Artwork by Mina Lee
Greece experienced a summer from hell with raging wildfires and a punishing heatwave. And that’s less than two years after the war in Ukraine sent energy prices soaring.
But the land of sun and wind is poised to capitalize on the energy transition, says Nikos Tsafos, chief energy advisor to Prime Minister Mitsotakis.
Nikos and I grabbed coffee in Athens this summer and I knew I wanted to interview him for The Gist.
In AHG news, I talked to Semafor about my concern that there is not enough investor or political focus on climate resilience.
- Jim Kapsis, CEO
The Ad Hoc Group
Greece's Climate Transformation
You studied in the US and lived in Washington, DC for many years. How did an expat like you become chief energy advisor to the Greek prime minister?
Nikos Tsafos: It's all because of the war in Ukraine. My background was in natural gas markets and European and Eurasian energy. It was the right person, at the right time, in the right place. I thought, Europe is where you want to be if you want to handle this really unique energy crisis.
How big of a deal was the Russian invasion from a Greek energy perspective?
NT: We used to spend about €1 billion a year to import natural gas. Last year, that number went up to €7.4 billion. That’s 3.5% of our GDP that went purely to import natural gas. We also had to shield consumers. Those support systems amounted to about 5% of GDP.
Greece is really on the frontlines of climate change, with extreme heat and deadly wildfires raging this summer. How are these events changing your approach to the energy transition?

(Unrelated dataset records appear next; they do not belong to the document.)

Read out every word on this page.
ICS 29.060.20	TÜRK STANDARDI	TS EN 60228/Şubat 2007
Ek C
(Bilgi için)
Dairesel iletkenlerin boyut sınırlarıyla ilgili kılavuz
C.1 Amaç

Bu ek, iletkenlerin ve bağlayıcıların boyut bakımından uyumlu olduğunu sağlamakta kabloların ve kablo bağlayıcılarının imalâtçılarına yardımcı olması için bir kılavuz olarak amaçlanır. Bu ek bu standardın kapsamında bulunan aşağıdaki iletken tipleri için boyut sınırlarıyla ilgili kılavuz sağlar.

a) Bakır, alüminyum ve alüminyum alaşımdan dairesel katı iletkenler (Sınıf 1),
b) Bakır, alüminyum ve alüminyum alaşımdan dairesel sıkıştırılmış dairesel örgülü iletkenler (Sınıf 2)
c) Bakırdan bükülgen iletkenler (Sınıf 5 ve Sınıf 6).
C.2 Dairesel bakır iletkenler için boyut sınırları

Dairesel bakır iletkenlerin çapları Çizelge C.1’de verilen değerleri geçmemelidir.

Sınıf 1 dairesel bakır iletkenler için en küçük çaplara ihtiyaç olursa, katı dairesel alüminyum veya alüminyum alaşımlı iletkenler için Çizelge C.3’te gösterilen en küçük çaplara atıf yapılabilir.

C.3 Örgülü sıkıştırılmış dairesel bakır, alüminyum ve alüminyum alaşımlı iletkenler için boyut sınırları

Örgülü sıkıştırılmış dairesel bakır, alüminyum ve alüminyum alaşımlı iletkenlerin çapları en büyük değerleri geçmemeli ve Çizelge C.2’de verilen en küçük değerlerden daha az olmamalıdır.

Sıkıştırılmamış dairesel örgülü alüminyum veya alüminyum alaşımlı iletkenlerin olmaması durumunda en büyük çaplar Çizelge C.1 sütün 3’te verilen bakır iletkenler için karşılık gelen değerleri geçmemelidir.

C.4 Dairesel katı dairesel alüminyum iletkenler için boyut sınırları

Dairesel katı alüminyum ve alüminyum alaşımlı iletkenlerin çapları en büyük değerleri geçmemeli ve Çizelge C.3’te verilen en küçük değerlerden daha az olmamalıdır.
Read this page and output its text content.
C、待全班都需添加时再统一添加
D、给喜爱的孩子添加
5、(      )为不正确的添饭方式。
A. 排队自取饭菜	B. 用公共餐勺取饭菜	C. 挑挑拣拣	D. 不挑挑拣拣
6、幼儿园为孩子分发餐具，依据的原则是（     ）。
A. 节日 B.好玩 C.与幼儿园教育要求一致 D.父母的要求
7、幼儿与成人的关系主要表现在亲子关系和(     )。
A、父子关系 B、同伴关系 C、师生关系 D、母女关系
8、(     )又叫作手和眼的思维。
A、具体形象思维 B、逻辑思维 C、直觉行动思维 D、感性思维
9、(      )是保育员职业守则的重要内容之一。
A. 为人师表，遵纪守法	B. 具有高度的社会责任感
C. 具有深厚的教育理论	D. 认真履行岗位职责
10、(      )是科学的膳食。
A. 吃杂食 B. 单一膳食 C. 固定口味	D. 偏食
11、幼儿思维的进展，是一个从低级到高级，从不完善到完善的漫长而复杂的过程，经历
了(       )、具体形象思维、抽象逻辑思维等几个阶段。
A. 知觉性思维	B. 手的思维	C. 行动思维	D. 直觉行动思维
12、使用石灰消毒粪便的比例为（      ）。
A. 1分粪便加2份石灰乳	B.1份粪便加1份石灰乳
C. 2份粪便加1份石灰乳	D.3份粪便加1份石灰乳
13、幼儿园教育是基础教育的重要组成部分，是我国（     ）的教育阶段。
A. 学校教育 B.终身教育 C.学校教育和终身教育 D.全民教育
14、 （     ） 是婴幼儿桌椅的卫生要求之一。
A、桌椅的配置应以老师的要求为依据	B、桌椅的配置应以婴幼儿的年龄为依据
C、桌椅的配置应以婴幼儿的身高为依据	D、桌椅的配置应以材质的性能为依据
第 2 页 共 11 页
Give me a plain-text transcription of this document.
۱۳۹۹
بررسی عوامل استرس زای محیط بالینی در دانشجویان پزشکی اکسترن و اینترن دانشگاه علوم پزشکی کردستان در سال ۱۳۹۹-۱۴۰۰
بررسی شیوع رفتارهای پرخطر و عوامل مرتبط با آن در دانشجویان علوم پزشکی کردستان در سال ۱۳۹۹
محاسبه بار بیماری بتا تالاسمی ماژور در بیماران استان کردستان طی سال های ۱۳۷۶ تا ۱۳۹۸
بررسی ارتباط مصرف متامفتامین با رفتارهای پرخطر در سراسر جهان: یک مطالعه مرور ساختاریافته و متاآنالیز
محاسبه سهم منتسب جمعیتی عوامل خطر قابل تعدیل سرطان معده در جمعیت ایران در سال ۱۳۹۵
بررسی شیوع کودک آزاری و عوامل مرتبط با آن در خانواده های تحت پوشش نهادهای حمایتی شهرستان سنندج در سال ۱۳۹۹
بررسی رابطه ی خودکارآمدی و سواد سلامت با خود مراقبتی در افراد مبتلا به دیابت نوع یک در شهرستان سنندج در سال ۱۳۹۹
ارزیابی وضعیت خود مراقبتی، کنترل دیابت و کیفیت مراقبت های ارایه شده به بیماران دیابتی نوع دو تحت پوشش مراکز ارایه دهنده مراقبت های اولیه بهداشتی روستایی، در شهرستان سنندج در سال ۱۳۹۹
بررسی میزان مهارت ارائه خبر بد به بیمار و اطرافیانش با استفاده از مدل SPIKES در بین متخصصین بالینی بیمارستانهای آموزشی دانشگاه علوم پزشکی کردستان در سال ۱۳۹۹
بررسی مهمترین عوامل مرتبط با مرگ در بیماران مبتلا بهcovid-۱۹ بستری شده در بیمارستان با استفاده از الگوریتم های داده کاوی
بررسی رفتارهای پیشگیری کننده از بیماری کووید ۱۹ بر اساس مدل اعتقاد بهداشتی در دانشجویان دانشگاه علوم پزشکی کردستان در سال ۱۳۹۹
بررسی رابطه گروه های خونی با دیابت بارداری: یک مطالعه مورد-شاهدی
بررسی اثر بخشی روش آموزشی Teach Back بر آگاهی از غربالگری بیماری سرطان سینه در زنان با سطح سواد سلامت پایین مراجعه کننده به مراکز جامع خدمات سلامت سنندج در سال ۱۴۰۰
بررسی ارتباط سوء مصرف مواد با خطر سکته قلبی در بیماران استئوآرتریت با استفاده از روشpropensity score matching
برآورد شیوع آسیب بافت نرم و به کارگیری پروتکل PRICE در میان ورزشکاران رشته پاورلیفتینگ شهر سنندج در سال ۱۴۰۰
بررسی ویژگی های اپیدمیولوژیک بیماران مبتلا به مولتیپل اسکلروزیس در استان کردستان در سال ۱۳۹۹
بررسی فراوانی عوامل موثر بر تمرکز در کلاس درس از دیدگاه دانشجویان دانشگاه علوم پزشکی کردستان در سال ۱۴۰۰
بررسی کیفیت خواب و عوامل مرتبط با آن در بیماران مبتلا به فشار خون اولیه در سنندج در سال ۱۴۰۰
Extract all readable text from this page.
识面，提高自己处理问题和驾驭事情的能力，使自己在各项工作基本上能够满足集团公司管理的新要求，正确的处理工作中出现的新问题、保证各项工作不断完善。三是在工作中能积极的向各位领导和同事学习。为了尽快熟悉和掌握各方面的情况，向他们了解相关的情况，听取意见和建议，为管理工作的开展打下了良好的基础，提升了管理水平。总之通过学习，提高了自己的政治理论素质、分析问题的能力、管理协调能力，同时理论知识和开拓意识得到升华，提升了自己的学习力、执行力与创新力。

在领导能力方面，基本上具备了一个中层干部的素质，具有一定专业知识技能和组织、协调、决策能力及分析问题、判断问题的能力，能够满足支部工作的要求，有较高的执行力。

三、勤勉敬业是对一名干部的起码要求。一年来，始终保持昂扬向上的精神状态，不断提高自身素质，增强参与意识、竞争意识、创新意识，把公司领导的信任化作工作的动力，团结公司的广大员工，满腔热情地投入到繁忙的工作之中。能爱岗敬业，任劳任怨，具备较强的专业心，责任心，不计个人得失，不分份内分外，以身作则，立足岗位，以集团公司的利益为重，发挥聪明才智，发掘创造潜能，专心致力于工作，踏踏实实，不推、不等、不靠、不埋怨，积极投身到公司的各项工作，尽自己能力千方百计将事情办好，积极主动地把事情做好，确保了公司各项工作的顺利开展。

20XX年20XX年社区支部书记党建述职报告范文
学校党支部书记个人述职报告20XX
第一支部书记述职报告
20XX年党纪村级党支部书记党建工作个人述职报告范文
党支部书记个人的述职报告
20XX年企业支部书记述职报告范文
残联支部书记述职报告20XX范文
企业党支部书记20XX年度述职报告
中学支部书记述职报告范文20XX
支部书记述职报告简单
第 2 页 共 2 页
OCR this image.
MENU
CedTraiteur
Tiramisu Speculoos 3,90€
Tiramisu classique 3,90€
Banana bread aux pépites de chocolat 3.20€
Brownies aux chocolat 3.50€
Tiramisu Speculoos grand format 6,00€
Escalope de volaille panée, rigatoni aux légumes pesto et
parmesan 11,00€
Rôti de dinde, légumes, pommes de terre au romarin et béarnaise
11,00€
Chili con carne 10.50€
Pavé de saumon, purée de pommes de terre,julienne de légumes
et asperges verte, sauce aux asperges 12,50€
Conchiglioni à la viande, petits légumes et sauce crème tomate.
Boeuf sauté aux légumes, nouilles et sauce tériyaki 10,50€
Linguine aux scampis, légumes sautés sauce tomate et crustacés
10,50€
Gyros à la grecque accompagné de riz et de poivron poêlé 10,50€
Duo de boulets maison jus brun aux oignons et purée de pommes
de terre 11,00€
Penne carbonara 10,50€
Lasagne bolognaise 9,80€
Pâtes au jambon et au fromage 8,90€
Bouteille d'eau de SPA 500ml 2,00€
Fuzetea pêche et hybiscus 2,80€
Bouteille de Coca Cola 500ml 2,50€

NT: The images coming out of Greece are heartbreaking, a tragic loss of life and property and the natural environment. We know Europe, and the Mediterranean in particular, is warming faster than other parts of the world so, in some ways, we are a precursor. This prime minister has been on the forefront of transitioning Greece’s energy systems and this is reminding us that we need to do what we planned to do.
It’s also showing us the complex interplay between climate change and the energy system. We’ve had extremely high demand for electricity in the summer, which puts pressure on the system. We see a lot of variability in our solar production in June, because we’ve had much rainier Junes than we’re used to. We saw fires taking down cables, affecting reliability. Those interplays are something we have to think a lot more about as we try to figure out how to cope with the changing climate.
It doesn’t seem like climate change is a partisan issue in Greece like the way it is here in the US. Your boss is a center-right politician, loosely equivalent to a Republican. How is it such a different dynamic there?
NT: Obviously, part of it is him. Some of it is the European context. What is considered within the spectrum in Europe is very different from what is considered within the spectrum in the US. You wouldn’t have any real aversion or argument against the energy transition. As the system moves toward wind and solar, we think we can be a major producer in that world and possibly a net electricity exporter in the medium to long term. So, it’s much easier to make the argument that the transition favors us and is based on the natural endowments of the country.
One thing people may not realize is that Greece burns a lot of oil, both for heating homes and making electricity. What’s the plan to get off oil?
NT: Oil is a challenge across the energy system. For electricity, it’s essentially an island issue, so the answer is we’re going to interconnect the islands. In the buildings sector, oil is still the dominant source of space heating. There we have two broad strategies. One is energy efficiency. We have a massive program to try to retrofit buildings. The other thing we haven’t fully launched yet is trying to figure out how to leverage heat pumps and/or district heating.
What kinds of climate/energy tech companies would you like to see in Greece to help support some of these priorities?
NT: We actually have a very serious industrial base when it comes to energy manufacturing. We manufacture some of the best cables in the world for electricity transmission, including offshore wind. So we have a set of industries… that I think folks would find opportunities to come and collaborate with.
The other area is building electrification, as well as the broader digitization of the system. We're a little bit behind in terms of smart meters and smart use of the electricity system. I see opportunities for what you would call ‘energy services’ more broadly.
When you finish your time working for the prime minister, what do you hope your legacy will be?
NT: I think the most immediate thing that I take satisfaction from is I feel like we were able to manage an unprecedented energy crisis quite well.
The other big thing is the Aegean Sea has tremendous potential with offshore wind. I'm trying to get us to that mindset of, we have a great resource. How can we exploit it and how can we think of ourselves not just as one node in a broad system, but really as a producer of energy?
So part of the legacy is making Greece a clean energy exporter?
NT: It's not going to happen tomorrow, but when you look at it, you're like, ‘Wow, if it's a system based on sun and wind, we’ve got both.’
Now, my most important question: Are you going to see My Big Fat Greek Wedding 3? I hear the family is making a pilgrimage to Greece.
NT: [Laughs] I don’t know that I’ll be there opening weekend, like standing in line, but I’ll watch it. It’s a funny movie.
The Ad Hoc Group is grateful to Nikos Tsafos for his time and insights. This interview has been edited and condensed for clarity.